Because of how LEDs produce light, their design and construction is such that an LED resembles little more than a tiny flat square. As a result of this shape, light is emitted only from the top surface of the LED, resulting in light that is highly directional in nature. In fact, this highly directional nature was a major problem for early developers of LED lights as it made it difficult to produce an LED bulb that would evenly illuminate a room in the same manner as a regular incandescent light bulb. Although this problem has largely been solved for the manufacture of incandescent bulb LED replacements, when it comes to replacing fluorescent tube lamps, this highly directional light production is an efficiency bonus. LED manufacturers can in fact now produce LEDs which emit light over a carefully specified angle of radiance such as 120 degrees or 150 degrees rather than the 360 degrees of traditional fluorescent lamps.
In an LED tube lamp designed to replace fluorescent fixtures in the spray booth, the LEDs are arranged in paired rows on a flat circuit board that runs the length of the tube. One half of the tube is an opaque material such as aluminum to provide strength, and the other half a clear material such as glass or polycarbonate. The LEDs face the clear half of the tube, and emit their light only over a 120, 150, or whatever degree of radiance the manufacture has designed into them. When installed in a typical fluorescent spray booth type fixture, the result is that ALL OF THE LIGHT is radiated down onto the work area. So, not only does the LED spray booth light fixture produce as many or more lumens per watt as a fluorescent, but it RADIATES LIGHT MORE EFFICIENTLY. The net result is more light where it is needed, using fewer light fixtures!

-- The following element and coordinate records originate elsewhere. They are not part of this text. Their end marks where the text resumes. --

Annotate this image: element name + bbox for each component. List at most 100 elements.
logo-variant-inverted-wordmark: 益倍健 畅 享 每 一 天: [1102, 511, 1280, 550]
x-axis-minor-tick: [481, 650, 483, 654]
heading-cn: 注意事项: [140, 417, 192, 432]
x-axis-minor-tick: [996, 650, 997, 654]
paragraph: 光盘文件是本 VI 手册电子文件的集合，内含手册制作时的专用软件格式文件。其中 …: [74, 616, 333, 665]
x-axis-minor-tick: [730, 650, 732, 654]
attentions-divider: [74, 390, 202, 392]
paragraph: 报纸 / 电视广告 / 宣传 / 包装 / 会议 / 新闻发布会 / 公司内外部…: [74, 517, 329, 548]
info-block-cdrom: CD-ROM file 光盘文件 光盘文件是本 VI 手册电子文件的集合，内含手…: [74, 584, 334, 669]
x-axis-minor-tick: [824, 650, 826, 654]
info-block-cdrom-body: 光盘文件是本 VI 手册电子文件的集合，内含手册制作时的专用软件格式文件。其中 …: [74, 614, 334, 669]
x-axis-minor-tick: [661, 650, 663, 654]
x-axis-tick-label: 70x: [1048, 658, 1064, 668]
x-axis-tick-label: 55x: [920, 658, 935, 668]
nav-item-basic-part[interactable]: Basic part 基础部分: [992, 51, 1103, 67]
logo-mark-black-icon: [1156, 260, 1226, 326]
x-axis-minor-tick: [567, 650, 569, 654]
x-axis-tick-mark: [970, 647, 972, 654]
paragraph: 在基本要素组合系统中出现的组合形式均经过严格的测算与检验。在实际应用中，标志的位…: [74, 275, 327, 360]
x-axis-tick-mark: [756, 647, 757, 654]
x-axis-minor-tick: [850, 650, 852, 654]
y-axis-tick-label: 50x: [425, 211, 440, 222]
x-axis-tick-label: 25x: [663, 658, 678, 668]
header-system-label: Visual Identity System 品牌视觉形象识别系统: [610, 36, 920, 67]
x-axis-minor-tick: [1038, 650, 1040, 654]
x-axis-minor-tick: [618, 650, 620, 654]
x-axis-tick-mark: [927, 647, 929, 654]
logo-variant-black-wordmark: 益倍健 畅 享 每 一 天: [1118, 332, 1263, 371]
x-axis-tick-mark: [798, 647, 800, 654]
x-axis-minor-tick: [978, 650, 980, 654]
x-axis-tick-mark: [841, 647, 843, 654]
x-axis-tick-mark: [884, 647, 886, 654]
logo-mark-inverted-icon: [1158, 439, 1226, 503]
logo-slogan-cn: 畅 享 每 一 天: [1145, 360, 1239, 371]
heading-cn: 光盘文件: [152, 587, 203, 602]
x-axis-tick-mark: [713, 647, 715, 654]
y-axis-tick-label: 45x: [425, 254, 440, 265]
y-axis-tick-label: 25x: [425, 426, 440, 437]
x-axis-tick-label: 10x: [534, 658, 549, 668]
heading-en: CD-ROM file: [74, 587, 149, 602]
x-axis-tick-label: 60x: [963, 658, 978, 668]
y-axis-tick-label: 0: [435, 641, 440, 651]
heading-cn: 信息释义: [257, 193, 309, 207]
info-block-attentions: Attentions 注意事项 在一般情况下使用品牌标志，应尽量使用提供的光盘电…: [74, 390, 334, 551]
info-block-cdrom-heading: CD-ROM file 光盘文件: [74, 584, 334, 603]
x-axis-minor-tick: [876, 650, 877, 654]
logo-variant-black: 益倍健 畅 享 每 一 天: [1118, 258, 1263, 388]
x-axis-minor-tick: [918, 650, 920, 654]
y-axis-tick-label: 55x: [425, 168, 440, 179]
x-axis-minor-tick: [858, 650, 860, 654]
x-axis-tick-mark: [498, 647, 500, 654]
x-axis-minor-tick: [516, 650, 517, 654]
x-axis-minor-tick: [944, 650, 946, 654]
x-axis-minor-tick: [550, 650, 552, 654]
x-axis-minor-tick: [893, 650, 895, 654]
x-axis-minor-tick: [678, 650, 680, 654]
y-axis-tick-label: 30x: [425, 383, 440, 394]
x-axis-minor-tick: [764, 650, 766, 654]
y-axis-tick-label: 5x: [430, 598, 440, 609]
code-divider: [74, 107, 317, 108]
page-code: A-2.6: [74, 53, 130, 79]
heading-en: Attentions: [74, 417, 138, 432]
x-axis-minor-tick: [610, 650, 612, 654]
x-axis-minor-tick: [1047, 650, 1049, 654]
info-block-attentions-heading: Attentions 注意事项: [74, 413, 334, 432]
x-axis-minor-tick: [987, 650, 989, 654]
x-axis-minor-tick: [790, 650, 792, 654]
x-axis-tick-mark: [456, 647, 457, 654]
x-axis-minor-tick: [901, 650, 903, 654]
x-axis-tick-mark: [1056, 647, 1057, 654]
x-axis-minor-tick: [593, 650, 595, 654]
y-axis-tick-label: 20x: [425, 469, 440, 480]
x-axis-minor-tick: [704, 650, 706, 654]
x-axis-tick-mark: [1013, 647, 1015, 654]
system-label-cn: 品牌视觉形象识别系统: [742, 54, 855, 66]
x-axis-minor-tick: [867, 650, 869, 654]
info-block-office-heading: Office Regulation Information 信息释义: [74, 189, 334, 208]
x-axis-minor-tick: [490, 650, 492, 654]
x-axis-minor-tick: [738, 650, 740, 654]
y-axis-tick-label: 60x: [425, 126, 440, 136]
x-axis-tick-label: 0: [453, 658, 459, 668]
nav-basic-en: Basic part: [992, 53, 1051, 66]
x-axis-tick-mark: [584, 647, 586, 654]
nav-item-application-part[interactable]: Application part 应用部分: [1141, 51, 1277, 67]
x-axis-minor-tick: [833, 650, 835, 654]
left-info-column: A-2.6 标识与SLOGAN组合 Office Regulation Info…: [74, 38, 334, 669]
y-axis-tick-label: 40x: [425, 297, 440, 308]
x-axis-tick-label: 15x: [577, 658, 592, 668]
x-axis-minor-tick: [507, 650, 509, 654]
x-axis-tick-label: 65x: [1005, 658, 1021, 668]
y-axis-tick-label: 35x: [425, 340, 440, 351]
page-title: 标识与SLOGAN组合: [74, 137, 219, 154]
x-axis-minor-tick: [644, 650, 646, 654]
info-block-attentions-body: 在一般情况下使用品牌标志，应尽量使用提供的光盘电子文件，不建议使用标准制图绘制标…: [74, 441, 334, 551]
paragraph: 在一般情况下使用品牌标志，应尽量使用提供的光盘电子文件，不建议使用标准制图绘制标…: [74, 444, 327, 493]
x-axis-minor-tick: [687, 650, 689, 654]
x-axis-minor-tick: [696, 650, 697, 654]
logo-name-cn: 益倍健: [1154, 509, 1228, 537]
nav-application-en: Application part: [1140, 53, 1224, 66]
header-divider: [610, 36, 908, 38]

As you can likely now see, new lighting technology like LED spray booth lights not only offer a replacement alternative to the soon to be obsolete T12 fluorescent, but they offer a major performance improvement as well. Where you may have once been frustrated by dark spots, poor light uniformity, and the cost of maintaining several large and inefficient fixtures that frequently needed lamp and ballast replacements, LED paint booth fixtures can solve every single one of the problems while improving performance and saving you money as well. Even better, LED light fixtures offer the paint spray booth operator the ability to design his lighting to work more efficiently with the size and shape of his paint booth, putting light precisely where it is needed and not where it isn’t. Indeed, in this case, what worked in the early days is not only no longer an effective answer, but it was never a really good solution to begin with. Paint booth lighting used to be compromise between cost and effectiveness. With LEDs, this is no longer the case.